Chicago Board of Trade Market News
Outlook: December corn futures are 20 ¾ cents (4.9 percent) lower this week after a new rally high gave way to profit taking and technical selling. December futures pushed to fresh highs at $4.22 ¼ on Tuesday but closed lower, which set the stage for technically-based selling on Wednesday and Thursday. Commercial buyers have been aggressive on the break and that lifted prices off their daily low on Thursday. Strong export interest remains supportive as U.S. corn is among the lowest priced origins on the world market.

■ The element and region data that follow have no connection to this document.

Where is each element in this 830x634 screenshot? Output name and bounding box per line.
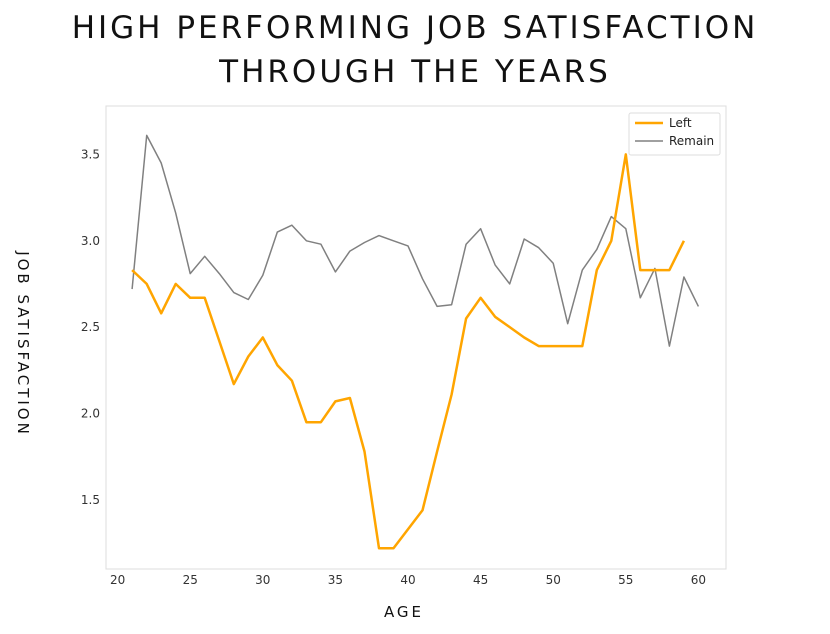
y-axis-ticks: 1.5 2.0 2.5 3.0 3.5	[81, 147, 100, 507]
plot-frame	[105, 105, 727, 570]
y-tick-label: 3.0	[81, 234, 100, 248]
x-tick-label: 60	[691, 573, 706, 587]
y-tick-label: 2.5	[81, 320, 100, 334]
x-axis-ticks: 20 25 30 35 40 45 50 55 60	[110, 573, 706, 587]
series-line-left	[131, 153, 686, 550]
series-line-remain	[131, 134, 700, 347]
series-layer	[131, 134, 700, 550]
legend-label-left: Left	[669, 116, 692, 130]
chart-title-line-2: THROUGH THE YEARS	[219, 54, 611, 90]
chart-title: HIGH PERFORMING JOB SATISFACTION THROUGH…	[0, 6, 830, 94]
x-tick-label: 55	[618, 573, 633, 587]
x-tick-label: 40	[400, 573, 415, 587]
y-tick-label: 2.0	[81, 407, 100, 421]
y-axis-label: JOB SATISFACTION	[14, 250, 32, 437]
y-tick-label: 1.5	[81, 493, 100, 507]
x-tick-label: 45	[473, 573, 488, 587]
x-tick-label: 25	[183, 573, 198, 587]
legend: Left Remain	[628, 112, 721, 156]
x-tick-label: 30	[255, 573, 270, 587]
chart-title-line-1: HIGH PERFORMING JOB SATISFACTION	[71, 10, 759, 46]
x-tick-label: 35	[328, 573, 343, 587]
x-tick-label: 20	[110, 573, 125, 587]
x-axis-label: AGE	[384, 603, 424, 621]
legend-label-remain: Remain	[669, 134, 714, 148]
x-tick-label: 50	[546, 573, 561, 587]
y-tick-label: 3.5	[81, 147, 100, 161]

Thursday’s Export Sales report from USDA showed 2.243 MMT of net export sales last week, up 22 percent from the prior week. The gain in net sales came despite continued strength in corn futures and cash markets. Weekly corn exports totaled 734,200 MT, down 18 percent from the prior week but enough to put YTD shipments at 6.125 MMT. YTD exports are up 69 percent. Total export bookings (exports plus unshipped sales) stand at 30.578 MMT, up 168 percent.
Sorghum exports totaled 56,400 MT last week, down from the prior week but enough to keep YTD shipments at 520,000 MT. YTD sorghum exports are up 1,030 percent while YTD bookings total 3.2 MMT, up 917 percent.
The 2020 U.S. corn harvest made strong progress last week but has been stalled by poor weather this week. Monday’s USDA report showed 72 percent of the U.S. corn crop harvested, up from 56 percent in the prior week’s report. Progress this week has been limited with rain and snow across parts of the Midwest, coupled with cooler weather. The coming 7-day forecast offers better weather for field work, and U.S. farmers should again make strong progress this weekend.
U.S. cash corn prices are lower this week in conjunction with the weaker CBOT. Basis, however, continues to strengthen and approach five-year highs for much of the U.S. Commercial demand for physical corn remains strong as exporters work to meet their large shipment commitments. U.S. basis levels are averaging 20 cents under December futures (-20Z) this week, up from -22Z last week and -32Z this time last year.
From a technical standpoint, December corn futures posted a hook reversal on Tuesday, which appears to have triggered long position liquidation heading into the weekend. Macroeconomic markets (equities, crude oil, etc.) have been nervous this week amid rising coronavirus cases around the world, and a “risk-off” trading mentality has affected the CBOT as well. December futures found support at $3.93 Thursday afternoon and moved higher from that level, though they could not close above the $4.00 mark. The contract has trendline support at $3.89 ¾ and short covering/end-user buying should be aggressive if breaks are allowed to progress that far.
Fundamentally, however, commercials have been aggressive buyers on the two-day break in corn prices, which signals that physical supply/demand dynamics remain supportive. Corn demand has been robust so far in the 2020/21 marketing year and that shows little sign of changing. The near-term outlook for the CBOT is dominated by whether or not funds will exit their large long position and keep prices on the defensive. In the longer run, however, corn market fundamentals remain supportive and price breaks should create strong buying interest.